"There is no formula, but there is a playing field." Zac Posen shared this insight with SCAD students on Wednesday. The talk was a special event that precedes this weekend's upcoming festivities. Posen and his interviewer, WWD's Jessica Iredale, are in town for SCAD's "Seen Gala" which is the premiere showcase and fundraiser for the Savannah College of Art and Design in Atlanta.
Zac Posen has been named this year's Honorary Chairman of the Seen Gala while Jessica Iredale is the Senior Fashion Features Editor for Women's Wear Daily.
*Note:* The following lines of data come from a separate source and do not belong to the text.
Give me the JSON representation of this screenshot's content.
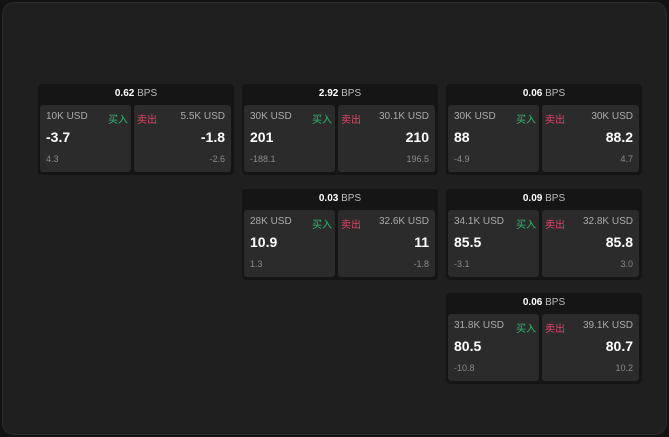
{
  "colors": {
    "buy": "#2eb872",
    "sell": "#e0446a"
  },
  "labels": {
    "buy": "买入",
    "sell": "卖出",
    "unit": "BPS"
  },
  "tiles": [
    {
      "spread": "0.62",
      "buy": {
        "amount": "10K USD",
        "price": "-3.7",
        "delta": "4.3"
      },
      "sell": {
        "amount": "5.5K USD",
        "price": "-1.8",
        "delta": "-2.6"
      }
    },
    {
      "spread": "2.92",
      "buy": {
        "amount": "30K USD",
        "price": "201",
        "delta": "-188.1"
      },
      "sell": {
        "amount": "30.1K USD",
        "price": "210",
        "delta": "196.5"
      }
    },
    {
      "spread": "0.06",
      "buy": {
        "amount": "30K USD",
        "price": "88",
        "delta": "-4.9"
      },
      "sell": {
        "amount": "30K USD",
        "price": "88.2",
        "delta": "4.7"
      }
    },
    {
      "spread": "0.03",
      "buy": {
        "amount": "28K USD",
        "price": "10.9",
        "delta": "1.3"
      },
      "sell": {
        "amount": "32.6K USD",
        "price": "11",
        "delta": "-1.8"
      }
    },
    {
      "spread": "0.09",
      "buy": {
        "amount": "34.1K USD",
        "price": "85.5",
        "delta": "-3.1"
      },
      "sell": {
        "amount": "32.8K USD",
        "price": "85.8",
        "delta": "3.0"
      }
    },
    {
      "spread": "0.06",
      "buy": {
        "amount": "31.8K USD",
        "price": "80.5",
        "delta": "-10.8"
      },
      "sell": {
        "amount": "39.1K USD",
        "price": "80.7",
        "delta": "10.2"
      }
    }
  ]
}
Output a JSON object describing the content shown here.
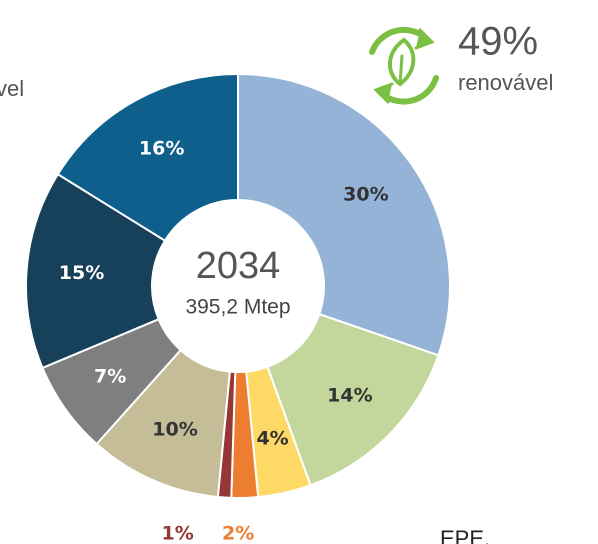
{
  "chart_data": {
    "type": "donut",
    "center_title": "2034",
    "center_subtitle": "395,2 Mtep",
    "categories": [
      null,
      null,
      null,
      null,
      null,
      null,
      null,
      null,
      null
    ],
    "values": [
      30,
      14,
      4,
      2,
      1,
      10,
      7,
      15,
      16
    ],
    "value_labels": [
      "30%",
      "14%",
      "4%",
      "2%",
      "1%",
      "10%",
      "7%",
      "15%",
      "16%"
    ],
    "colors": [
      "#95b3d7",
      "#c3d69b",
      "#ffd966",
      "#ed7d31",
      "#953735",
      "#c4bd97",
      "#7f7f7f",
      "#17405a",
      "#0f5f8c"
    ],
    "badge_value": "49%",
    "badge_label": "renovável",
    "left_fragment": "vel",
    "source_fragment": "EPE."
  }
}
Posen, himself, admitted that he is most recognizable for his role as a judge on Project Runway, quipping that, "At any given moment my face is on a [television] somewhere around the world." However, this is already his second life in the limelight after breaking through as a world class fashion designer.
"Puff Daddy took me under his wing."
At the age of 21, Posen was adopted by the media, propositioned by investors, and befriended by seasoned models and starlets. Somehow, he manages to be humble about his role in the machine. Over the course of his hour long talk, Posen shared details about his meteoric rise to fashion fame including the affects of timing and predatory buzz of the fashion media. His story about how he invited Sean "Puffy" Combs to create music for one his early shows was quite candid, saying that Combs was fascinated by his process yet he also became strict financial investor.
Iredale expertly prodded Posen for the useful context behind all of Posen's anecdotes: How many collections does Posen work on each year? Eight. How many styles are designed per collection? About 200 before it is whittled down. How does Posen get actresses like Natalie Portman to wear his clothes? Word of mouth and catching the eye of their stylists. To Iredale's credit, she theatrically winced, but didn't offer any rebuttal when Posen pointed out that her employer had previously excoriated one of his collections in Paris.
They patiently explained Posen's career path from childhood to present day, however Posen peppered in some sincere advice between biographical chapters. While students naturally want to hear about how to protect themselves, Posen says that there is "No One Idea" and that stealing and copying is going to happen to you. After a particularly, long and perhaps self-involved question from the audience about dealing with business partners, Posen succinctly countered, "That's life." He then followed up by saying, "You have to hold on to the good parts [of creating fashion], because there are constant struggles that never end."
Without sounding glib or cheesy, Posen consistently suggested that keeping a positive outlook is important for a career in fashion. He claimed that if you can't find at least one thing you like about another designer's work there is something wrong with you-"You are bitter, you are frustrated, or you are just being stubborn." Both on Project Runway and at SCAD's events, Posen tries to stress celebrating the positive nature of creativity.